I was teaching judo at Gompers Middle School today. The students were working on arm bars and I showed José and Sergio this one because it is kind of a show off arm bar and they like that sort of thing.
We also worked on o soto gari (major outside leg sweep) which I was astounded to realize I had not taught yet this semester, and then we did a few matches.
After the matches, I stopped the class and had a short discussion. Two of the kids in the class are not the typical athlete, but they have been getting much better since the semester began. One is an excellent student, particularly in math. The other, Ryan, I don't know well enough to say, but I like his attitude.
Anyway.... during the matches, both of these boys started laughing. They got knocked down and they tried to make a joke out of it, rolling around like they had just gotten pushed over. Just for variety, I took an idea from Sawtelle Dojo, and had them go one minute standing and then one minute on the mat. One young man probably tapped out four times while he was on the mat but because the match lasts a minute on the ground, I kept re-starting them.

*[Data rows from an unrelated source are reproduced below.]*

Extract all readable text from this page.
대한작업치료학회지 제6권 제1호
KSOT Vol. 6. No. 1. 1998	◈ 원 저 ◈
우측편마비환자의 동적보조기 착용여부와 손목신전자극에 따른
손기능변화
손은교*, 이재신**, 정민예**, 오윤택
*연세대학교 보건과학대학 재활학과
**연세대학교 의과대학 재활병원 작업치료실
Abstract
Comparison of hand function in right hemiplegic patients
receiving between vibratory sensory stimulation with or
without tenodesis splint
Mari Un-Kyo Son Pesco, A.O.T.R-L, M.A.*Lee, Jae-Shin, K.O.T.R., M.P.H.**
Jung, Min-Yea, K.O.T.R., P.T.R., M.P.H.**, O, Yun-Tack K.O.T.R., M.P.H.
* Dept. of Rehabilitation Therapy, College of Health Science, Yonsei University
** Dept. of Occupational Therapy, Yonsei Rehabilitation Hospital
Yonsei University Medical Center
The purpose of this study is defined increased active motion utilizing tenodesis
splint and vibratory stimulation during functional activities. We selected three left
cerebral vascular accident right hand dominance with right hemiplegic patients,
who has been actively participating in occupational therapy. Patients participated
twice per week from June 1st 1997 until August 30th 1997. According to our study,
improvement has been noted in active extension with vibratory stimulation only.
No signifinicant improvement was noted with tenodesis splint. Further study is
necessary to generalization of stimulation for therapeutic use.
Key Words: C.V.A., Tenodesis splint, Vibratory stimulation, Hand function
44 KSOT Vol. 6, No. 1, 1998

Then we had this talk, which I self-censored, given the age group, but I'm giving my uncensored version here.
You know what I do all day? I write computer programs. I wrote a computer game to teach math. Just sat down, and made what was in my brain come up on the computer. People say, "How do you do that?" and I tell them this, it's just like a fight between me and the computer who gets our way and I am not going to let the computer win!
One of the things you will learn from judo is this - don't give up when it's hard. Don't laugh it off. It's not funny. You're going to win. When I started judo, there were lots of people who could beat me, but I just kept working at it. The same is true of math. I just never gave up and kept banging away until I got good at it. Some of my doctoral students I've had over the years haven't learned that lesson in life. They'll get frustrated and complain when learning multivariate statistics, "This shit's hard."
Yes. What's your point?
Then, Ryan raised his hand and said, helpfully, "30".
I was confused for a moment until he added, "You asked what is 5 times 6. It's 30."
I am really busy between the beta test for our game and teaching at Pepperdine both happening this semester. Almost every Friday, I think to myself that I really don't have time to teach judo, but every time after I spend an hour and a half with these kids, I'm really glad I did it.